Over the past decade, oil has become a very popular investment theme, as demand from China and India, as well as other developing countries, has driven demand up to available supply. At the same time, innovative new products like the Oil ETF have caused a sharp rise in investor demand. As with other commodities, the weakness of the US dollar is the underlying factor that has caused oil prices to rise over the past decade. Should you invest in oil? If so, what is the best way to start investing in oil?
The main reason you would want to invest in oil is because you think oil prices are going to go up over time. Cash oil prices have risen from a low of $10.80 in December 1998 to a high of $145.66 in July 2008, so anyone who bought it in 1998 could have made a return of over 1000% with rising oil prices. The problem with high oil prices is that it puts extreme pressure on consumers and slows down the economy, which in turn causes demand to drop along with prices.

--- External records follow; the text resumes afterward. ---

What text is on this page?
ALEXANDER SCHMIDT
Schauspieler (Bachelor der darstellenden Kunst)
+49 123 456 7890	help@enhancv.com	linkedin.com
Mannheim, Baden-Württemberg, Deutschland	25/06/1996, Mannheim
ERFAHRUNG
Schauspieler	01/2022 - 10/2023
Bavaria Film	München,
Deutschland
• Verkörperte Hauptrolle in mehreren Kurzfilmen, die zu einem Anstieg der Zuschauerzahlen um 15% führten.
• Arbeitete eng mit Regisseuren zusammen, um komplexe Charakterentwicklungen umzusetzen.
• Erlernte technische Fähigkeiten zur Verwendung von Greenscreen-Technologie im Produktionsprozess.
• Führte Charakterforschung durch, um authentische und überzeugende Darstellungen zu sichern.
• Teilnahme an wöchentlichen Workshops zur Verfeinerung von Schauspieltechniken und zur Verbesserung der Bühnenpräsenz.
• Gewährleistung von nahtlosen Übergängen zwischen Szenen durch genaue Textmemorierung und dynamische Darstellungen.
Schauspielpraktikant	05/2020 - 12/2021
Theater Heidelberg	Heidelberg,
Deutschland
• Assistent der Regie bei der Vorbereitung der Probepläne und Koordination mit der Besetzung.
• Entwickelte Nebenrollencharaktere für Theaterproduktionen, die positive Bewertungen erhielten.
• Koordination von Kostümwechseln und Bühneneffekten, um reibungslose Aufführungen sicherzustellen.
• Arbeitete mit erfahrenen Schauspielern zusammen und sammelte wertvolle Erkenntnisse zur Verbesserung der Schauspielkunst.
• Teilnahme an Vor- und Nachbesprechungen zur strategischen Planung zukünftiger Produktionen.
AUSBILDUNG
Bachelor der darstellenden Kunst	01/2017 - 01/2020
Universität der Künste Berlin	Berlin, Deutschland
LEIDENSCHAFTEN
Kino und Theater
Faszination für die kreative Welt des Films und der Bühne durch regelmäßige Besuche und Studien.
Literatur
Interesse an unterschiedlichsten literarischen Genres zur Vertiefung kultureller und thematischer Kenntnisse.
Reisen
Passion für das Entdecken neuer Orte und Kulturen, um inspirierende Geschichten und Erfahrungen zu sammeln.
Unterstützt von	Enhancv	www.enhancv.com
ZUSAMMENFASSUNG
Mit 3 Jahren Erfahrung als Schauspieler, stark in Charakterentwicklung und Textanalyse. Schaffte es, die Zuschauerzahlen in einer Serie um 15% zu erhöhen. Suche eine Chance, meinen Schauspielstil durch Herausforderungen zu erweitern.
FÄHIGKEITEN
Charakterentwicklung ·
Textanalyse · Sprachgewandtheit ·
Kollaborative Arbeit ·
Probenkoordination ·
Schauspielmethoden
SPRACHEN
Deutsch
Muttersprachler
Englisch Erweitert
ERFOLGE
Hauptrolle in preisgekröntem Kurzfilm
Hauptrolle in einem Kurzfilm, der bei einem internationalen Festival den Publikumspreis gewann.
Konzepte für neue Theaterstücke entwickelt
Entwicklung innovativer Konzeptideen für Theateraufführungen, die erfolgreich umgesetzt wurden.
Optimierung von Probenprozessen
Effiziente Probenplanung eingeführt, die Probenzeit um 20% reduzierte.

These changes in demand with fairly constant supply cause prices to move quite a bit, which can be seen on a regular basis. During the credit crisis of 2008, oil prices fell from a high of $145 to $30 per barrel in a 7-month period, so it’s not a market for everyone.
For the average person who wants exposure to oil prices, it’s probably a better idea to buy a basket of oil stocks (using an oil stock ETF) rather than buying the actual commodity (using futures or an ETF). The reason is that oil stocks tend to be less volatile than the actual commodity, plus if oil prices don’t go up but just stay where they are today ($80-$100), oil companies will continue to generate strong earnings quarter over quarter, so stock prices may continue to rise. If you look back at the price performance comparisons between USO (the most popular crude oil etf) and XLE (the most popular oil stock ETF), you will see that XLE has far outperformed USO since its inception and most This is likely to continue in the future.
If you intend to trade crude oil prices short, you may want to trade USO or the long leveraged version of ProShares (UCO). You can also gain downside exposure by buying the ETF – SCO or the ETN – DTO, which are designed to rise as the price of crude oil falls. Most of these financial instruments are designed for short-term traders and do not work well for long-term investors. For the long-term celebration it is difficult to be the performance of XLE.